In the 5th District, Republican Lawrence H. Rosen says his GOP colleague, Vaughn Paul Deckret, "hardly talks to me, so there's not much point in running together."

In the 1st, GOP candidates Leo Wayne Dymowski, Joseph DiPasquale and James H. Styles are taking verbal pot shots at each other as they campaign separately.

As for Charles H. Howe, he simply has no one to run with because he is the lone GOP candidate in the 6th.

City GOP chairman David R. Blumberg sums up the situation:

"We have a decent crop of Republicans this year, but our candidates are running in different directions, which doesn't make me too happy."

Out on the stump, the Republicans usually talk about the importance of keeping the middle class from fleeing the city. They say more needs to be done to improve schools, lower taxes and reduce crime.

Urbanski supports the concept of giving more authority to principals and teachers to run their schools. She also emphasizes that she is the only woman in the race, hoping to capture the female vote.

Perhaps the most organized of the Republican City Council candidates, Urbanski campaigns with signs urging voters to "Take Back Your City." Urbanski says she hopes the slogan will prod community action against drug dealers and other criminals.

One of her Democratic opponents takes a different view.

"I take her slogan as a clear racial message to whites which I resent," says one-term incumbent Wilbur E. "Bill" Cunningham.

He and the other Democratic candidates in the 3rd -- newcomer Martin O'Malley and Martin E. "Mike" Curran, a three-term incumbent -- are campaigning on the same ticket.

The three will focus on the last weeks before the election, says O'Malley, who finished first in the Democratic primary.

Meanwhile, Reuter, 43, says his campaign got off to a slow start because of an illness in his family. A disabled veteran, Reuter is an articulate advocate for rights for the disabled.

Simms-El could not be reached to comment on his campaign. During the primary, he expressed concern about crime. If elected, he has indicated, he'll sponsor legislation to reduce the number of handguns and automatic weapons and support stronger penalties for using them.

In the 5th District, Rosen is campaigning mainly in the white areas of the district. "I have limited resources so I'm just campaigning in the areas where I have the best chance for votes," says Rosen, 49, a self-employed accountant.

To increase city revenue, Rosen favors imposing property taxes on now exempt non-profit institutions.

Deckret, 42, the other GOP candidate in the 5th, says his campaign got off to a late start because of his work to win passage for Question L, a referendum calling for 18 single-member council districts.
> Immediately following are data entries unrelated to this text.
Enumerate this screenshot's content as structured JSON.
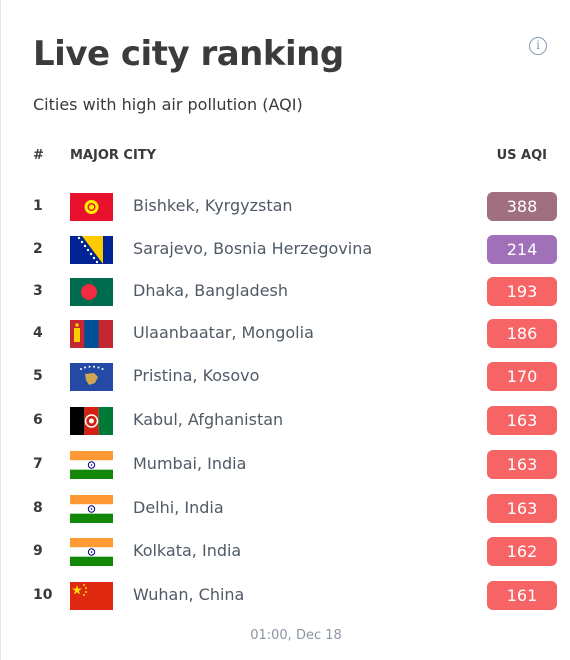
{
  "title": "Live city ranking",
  "subtitle": "Cities with high air pollution (AQI)",
  "info_icon": "info-icon",
  "columns": {
    "rank": "#",
    "city": "MAJOR CITY",
    "aqi": "US AQI"
  },
  "rows": [
    {
      "rank": "1",
      "city": "Bishkek, Kyrgyzstan",
      "aqi": "388",
      "color": "#a07080",
      "flag": "kyrgyzstan-flag-icon"
    },
    {
      "rank": "2",
      "city": "Sarajevo, Bosnia Herzegovina",
      "aqi": "214",
      "color": "#a070b8",
      "flag": "bosnia-flag-icon"
    },
    {
      "rank": "3",
      "city": "Dhaka, Bangladesh",
      "aqi": "193",
      "color": "#f76466",
      "flag": "bangladesh-flag-icon"
    },
    {
      "rank": "4",
      "city": "Ulaanbaatar, Mongolia",
      "aqi": "186",
      "color": "#f76466",
      "flag": "mongolia-flag-icon"
    },
    {
      "rank": "5",
      "city": "Pristina, Kosovo",
      "aqi": "170",
      "color": "#f76466",
      "flag": "kosovo-flag-icon"
    },
    {
      "rank": "6",
      "city": "Kabul, Afghanistan",
      "aqi": "163",
      "color": "#f76466",
      "flag": "afghanistan-flag-icon"
    },
    {
      "rank": "7",
      "city": "Mumbai, India",
      "aqi": "163",
      "color": "#f76466",
      "flag": "india-flag-icon"
    },
    {
      "rank": "8",
      "city": "Delhi, India",
      "aqi": "163",
      "color": "#f76466",
      "flag": "india-flag-icon"
    },
    {
      "rank": "9",
      "city": "Kolkata, India",
      "aqi": "162",
      "color": "#f76466",
      "flag": "india-flag-icon"
    },
    {
      "rank": "10",
      "city": "Wuhan, China",
      "aqi": "161",
      "color": "#f76466",
      "flag": "china-flag-icon"
    }
  ],
  "timestamp": "01:00, Dec 18"
}
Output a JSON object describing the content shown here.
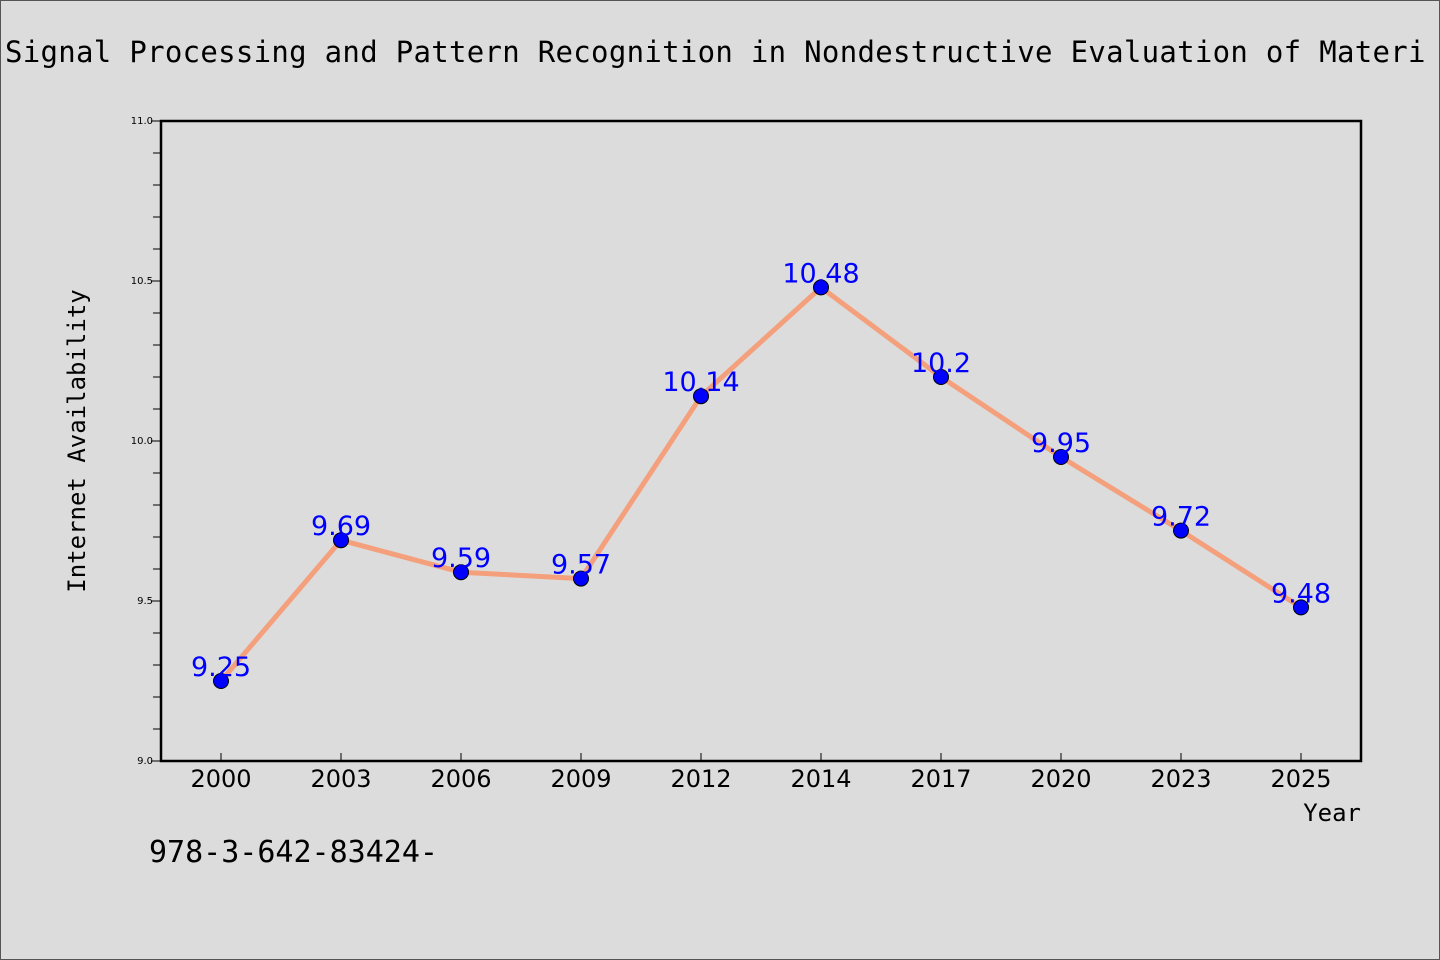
{
  "chart_data": {
    "type": "line",
    "title": "Signal Processing and Pattern Recognition in Nondestructive Evaluation of Materi",
    "xlabel": "Year",
    "ylabel": "Internet Availability",
    "categories": [
      "2000",
      "2003",
      "2006",
      "2009",
      "2012",
      "2014",
      "2017",
      "2020",
      "2023",
      "2025"
    ],
    "values": [
      9.25,
      9.69,
      9.59,
      9.57,
      10.14,
      10.48,
      10.2,
      9.95,
      9.72,
      9.48
    ],
    "data_labels": [
      "9.25",
      "9.69",
      "9.59",
      "9.57",
      "10.14",
      "10.48",
      "10.2",
      "9.95",
      "9.72",
      "9.48"
    ],
    "ylim": [
      9.0,
      11.0
    ],
    "yticks": [
      "9.0",
      "9.5",
      "10.0",
      "10.5",
      "11.0"
    ],
    "grid": false,
    "line_color": "#f4a07c",
    "marker_color": "#0000ff",
    "label_color": "#0000ff"
  },
  "footer": {
    "isbn": "978-3-642-83424-"
  }
}
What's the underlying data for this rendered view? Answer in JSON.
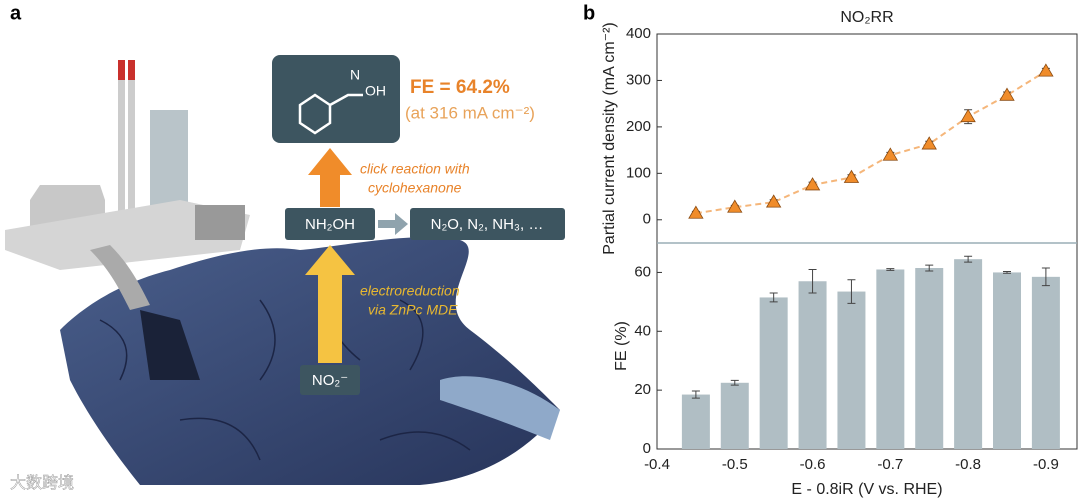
{
  "panel_a": {
    "label": "a",
    "product_n": "N",
    "product_oh": "OH",
    "fe": "FE = 64.2%",
    "fe_condition": "(at 316 mA cm⁻²)",
    "click_line1": "click reaction with",
    "click_line2": "cyclohexanone",
    "intermediate": "NH₂OH",
    "byproducts": "N₂O, N₂, NH₃, …",
    "electro_line1": "electroreduction",
    "electro_line2": "via ZnPc MDE",
    "reactant": "NO₂⁻",
    "watermark": "大数跨境"
  },
  "panel_b": {
    "label": "b"
  },
  "chart_data": [
    {
      "type": "line",
      "title": "NO₂RR",
      "y_label": "Partial current density (mA cm⁻²)",
      "x": [
        -0.45,
        -0.5,
        -0.55,
        -0.6,
        -0.65,
        -0.7,
        -0.75,
        -0.8,
        -0.85,
        -0.9
      ],
      "series": [
        {
          "color": "#f08c2a",
          "values": [
            14,
            27,
            38,
            75,
            91,
            139,
            163,
            222,
            268,
            320
          ],
          "errors": [
            4,
            4,
            5,
            6,
            6,
            6,
            6,
            15,
            7,
            6
          ]
        }
      ],
      "xlim": [
        -0.4,
        -0.94
      ],
      "ylim": [
        -50,
        400
      ],
      "yticks": [
        0,
        100,
        200,
        300,
        400
      ]
    },
    {
      "type": "bar",
      "y_label": "FE (%)",
      "x_label": "E - 0.8iR (V vs. RHE)",
      "x": [
        -0.45,
        -0.5,
        -0.55,
        -0.6,
        -0.65,
        -0.7,
        -0.75,
        -0.8,
        -0.85,
        -0.9
      ],
      "series": [
        {
          "color": "#b0bec4",
          "values": [
            18.5,
            22.5,
            51.5,
            57,
            53.5,
            61,
            61.5,
            64.5,
            60,
            58.5
          ],
          "errors": [
            1.2,
            0.8,
            1.5,
            4,
            4,
            0.3,
            1,
            1,
            0.3,
            3
          ]
        }
      ],
      "xlim": [
        -0.4,
        -0.94
      ],
      "ylim": [
        0,
        70
      ],
      "yticks": [
        0,
        20,
        40,
        60
      ],
      "xticks": [
        -0.4,
        -0.5,
        -0.6,
        -0.7,
        -0.8,
        -0.9
      ]
    }
  ]
}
The city now is divided into six three-member districts.

Deckret says he supports reducing the size of city government, lowering property taxes and turning control of the classroom back over to teachers.

The Democratic incumbents, Rochelle Rikki Spector, Iris G. Reeves and Vera P. Hall, are conducting a low-key campaign.

"We think we did an effective enough job in getting our message out in the primary," says Reeves.

In the 6th district, Howe is running a quiet campaign. Like Rosen and Deckret in the 5th, Howe is concentrating his efforts in the white neighborhoods of the district.

A black never has held a council seat in the 6th. In September, Melvin L. Stukes became the first black candidate to win the Democratic nomination for one of the district's council seats.

Howe is hoping to capitalize on a white backlash stemming from Stukes' victory.

Howe says he agrees with the incumbents on most issues, but he promises to do a better job of taking care of the district's problems.

Incumbents Joseph J. DiBlasi and Timothy D. Murphy have been campaigning with Stukes.